Coluna 15-10 - Tecnologia, mídia e verdade

Tecnologia, mídia e verdade

A crença de que texto escrito e imagem fotográfica expressarem verdades encontra um duro teste nas redes sociais. Montagens, nem sempre bem feitas, buscam falsear fatos, criando, nos menos atentos e nos canalhas de plantão, a oportunidade de manipular opiniões, semeando ventos que se convertem em tempestades avassaladoras.

A vinculação da imagem fotográfica com a verdade está caracterizada pela relação indicial da imagem, que aponta para algo realmente fotografado, portanto fato. Essa vinculação indicial se assemelha com a função referencial do texto jornalístico, que pretensamente se passa por fato. Ocorre, contudo, que a imagem realística não é, necessariamente, fotográfica. Os artistas, há séculos, pintavam retratos e paisagens realísticos. Com o advento das tecnologias digitais, que inclui a fotografia digital, a manipulação da imagem é cada vez mais fácil de ser executada. As próprias câmeras já oferecem recursos de filtros que alteram a coloração e a luz. Softwares de tratamento de imagem permitem alterar, incluir ou retirar elementos de uma imagem fotográfica, mantendo a verossimilhança visual. O problema, então, não está na imagem fotográfica, mas sim nas manipulações que descaracterizam tais imagens, tornando-as um misto de fotográficas e pós-fotográficas.

De modo similar, o texto escrito goza de uma confiabilidade maior que a fala, a imagem ou vídeos, em nossa sociedade. A confiabilidade vem dos exercícios culturais tratados na formação, com escolas priorizando textos - livros, artigos, monografias, dissertações e teses -, e, também, na religião, que tem em textos um dos objetos mais cultuados - a Bíblia, o Alcorão, a Torá.

Em outro sentido, podemos observar um fenômeno, no mínimo curioso: nossa propensão à crença, principalmente à crença em quem não conhecemos e nas coisas que nos são ditas. Essa tendência conforma, por exemplo, o fato de darmos mais crédito a uma pessoa desconhecida que fala sobre uma pessoa conhecida, que a esta mesma. Por vezes, somos levados a crer mais em posts que em documentos, em fontes sem crédito algum, que em fontes minimamente confiáveis.

O tom de verdade, vindo na forma de denúncia, depoimento ou outro meio que emprega artifícios jornalísticos - função referencial da linguagem -, em textos, vídeos e imagens, já presentes na sociedade, em época de eleição se avolumam, com um aumento significativo de jornais engajados, tanto impressos quanto em ambientes digitais, sem que a função referencial seja sequer pensada.
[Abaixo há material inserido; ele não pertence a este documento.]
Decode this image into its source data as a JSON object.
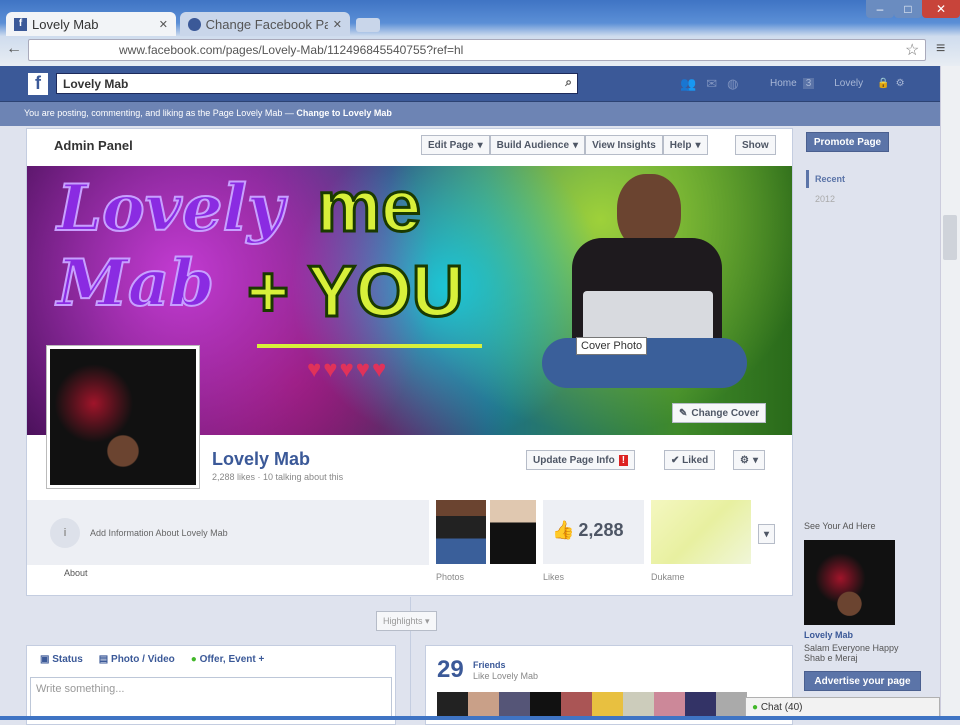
{
  "browser": {
    "tabs": [
      {
        "label": "Lovely Mab"
      },
      {
        "label": "Change Facebook Pa"
      }
    ],
    "url": "www.facebook.com/pages/Lovely-Mab/112496845540755?ref=hl"
  },
  "fb": {
    "search_value": "Lovely Mab",
    "nav": {
      "home": "Home",
      "home_count": "3",
      "user": "Lovely"
    },
    "notice": "You are posting, commenting, and liking as the Page Lovely Mab — ",
    "notice_link": "Change to Lovely Mab"
  },
  "admin": {
    "title": "Admin Panel",
    "buttons": [
      "Edit Page",
      "Build Audience",
      "View Insights",
      "Help"
    ],
    "show": "Show"
  },
  "cover": {
    "text1": "Lovely",
    "text2": "Mab",
    "text3": "me",
    "text4": "+ YOU",
    "tooltip": "Cover Photo",
    "change": "Change Cover"
  },
  "page": {
    "name": "Lovely Mab",
    "stats": "2,288 likes · 10 talking about this",
    "update": "Update Page Info",
    "update_badge": "!",
    "liked": "✔ Liked"
  },
  "about": {
    "info": "Add Information About Lovely Mab",
    "label": "About",
    "photos": "Photos",
    "likes_label": "Likes",
    "likes": "2,288",
    "app": "Dukame"
  },
  "highlights": "Highlights ▾",
  "composer": {
    "tabs": [
      "Status",
      "Photo / Video",
      "Offer, Event +"
    ],
    "placeholder": "Write something..."
  },
  "friends": {
    "count": "29",
    "label": "Friends",
    "sub": "Like Lovely Mab"
  },
  "right": {
    "promote": "Promote Page",
    "recent": "Recent",
    "year": "2012",
    "ad_title": "See Your Ad Here",
    "ad_name": "Lovely Mab",
    "ad_text": "Salam Everyone Happy Shab e Meraj",
    "advertise": "Advertise your page"
  },
  "chat": "Chat (40)"
}
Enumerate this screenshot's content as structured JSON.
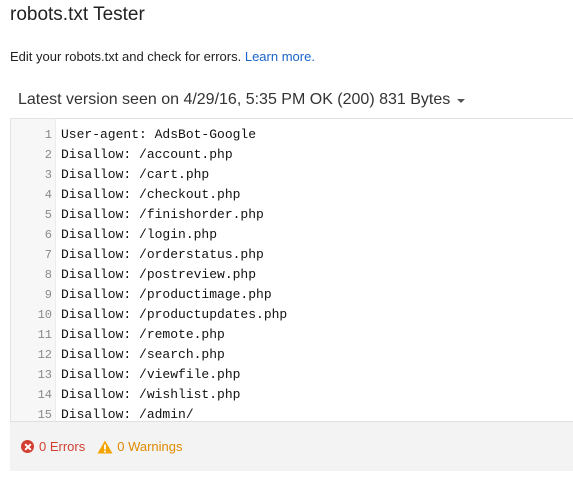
{
  "header": {
    "title": "robots.txt Tester",
    "description": "Edit your robots.txt and check for errors.",
    "learn_more": "Learn more."
  },
  "version": {
    "label": "Latest version seen on 4/29/16, 5:35 PM OK (200) 831 Bytes"
  },
  "editor": {
    "lines": [
      {
        "num": "1",
        "text": "User-agent: AdsBot-Google"
      },
      {
        "num": "2",
        "text": "Disallow: /account.php"
      },
      {
        "num": "3",
        "text": "Disallow: /cart.php"
      },
      {
        "num": "4",
        "text": "Disallow: /checkout.php"
      },
      {
        "num": "5",
        "text": "Disallow: /finishorder.php"
      },
      {
        "num": "6",
        "text": "Disallow: /login.php"
      },
      {
        "num": "7",
        "text": "Disallow: /orderstatus.php"
      },
      {
        "num": "8",
        "text": "Disallow: /postreview.php"
      },
      {
        "num": "9",
        "text": "Disallow: /productimage.php"
      },
      {
        "num": "10",
        "text": "Disallow: /productupdates.php"
      },
      {
        "num": "11",
        "text": "Disallow: /remote.php"
      },
      {
        "num": "12",
        "text": "Disallow: /search.php"
      },
      {
        "num": "13",
        "text": "Disallow: /viewfile.php"
      },
      {
        "num": "14",
        "text": "Disallow: /wishlist.php"
      },
      {
        "num": "15",
        "text": "Disallow: /admin/"
      }
    ]
  },
  "status": {
    "errors": "0 Errors",
    "warnings": "0 Warnings",
    "error_color": "#d23f31",
    "warning_color": "#e08a00",
    "error_icon": "error-circle-icon",
    "warning_icon": "warning-triangle-icon"
  }
}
As imagens montadas, as denúncias falsas e os textos convenientes para seus autores, encontram a conivência e a cumplicidade das tais mentes incautas e/ou inescrupulosas, no afã de ganhar, mesmo que injustamente, o que tanto desejam.

Devemos ser críticos em relação à imagem, inclusive de origem fotográfica, de igual modo como devemos ser críticos aos textos que nos são entregues diariamente. A observação de fontes, a verificação de procedência e a consulta a outras versões de um fato são extremamente relevantes para não nos perdermos entre bullyings adultos e fake news, como testemunhamos ou protagonizamos nas redes sociais. A mídia, como meio, aceita todas as palavras e imagens, sem distinção. Mas mentes pensantes são capazes de definir que tipo de uso de mídia queremos: a que preza a verdade, ou aquela usada maledicentemente para alterar a relação de poder entre grupos e pessoas. Mídia, como meio, não expressa a verdade, apenas conduz mensagens, verdadeiras ou falsas, de acordo com o que dispõe a sociedade que a utiliza. As redes sociais, como mecanismos tecnológicos da mídia pós-massiva, comungam com essa regra.

E se a regra do digital é a descontinuidade, imagens e textos, vídeos e áudios são tão facilmente manipuláveis quanto qualquer outro elemento digital. A expressão da verdade, em última instância, não se firma pela mídia, tampouco por ser imagem ou ter sido publicado em um site que se intitule jornal, mas pela  vinculação a fatos, sua indicialidade, que dependerá da visada crítica, atenta e, claro, com a intencionalidade do leitor em fazer uso do que lê, seja para criar um ambiente seguro e confiável de notícias, seja para torná-lo falseado, conivente com interesses escusos e instável política e moralmente.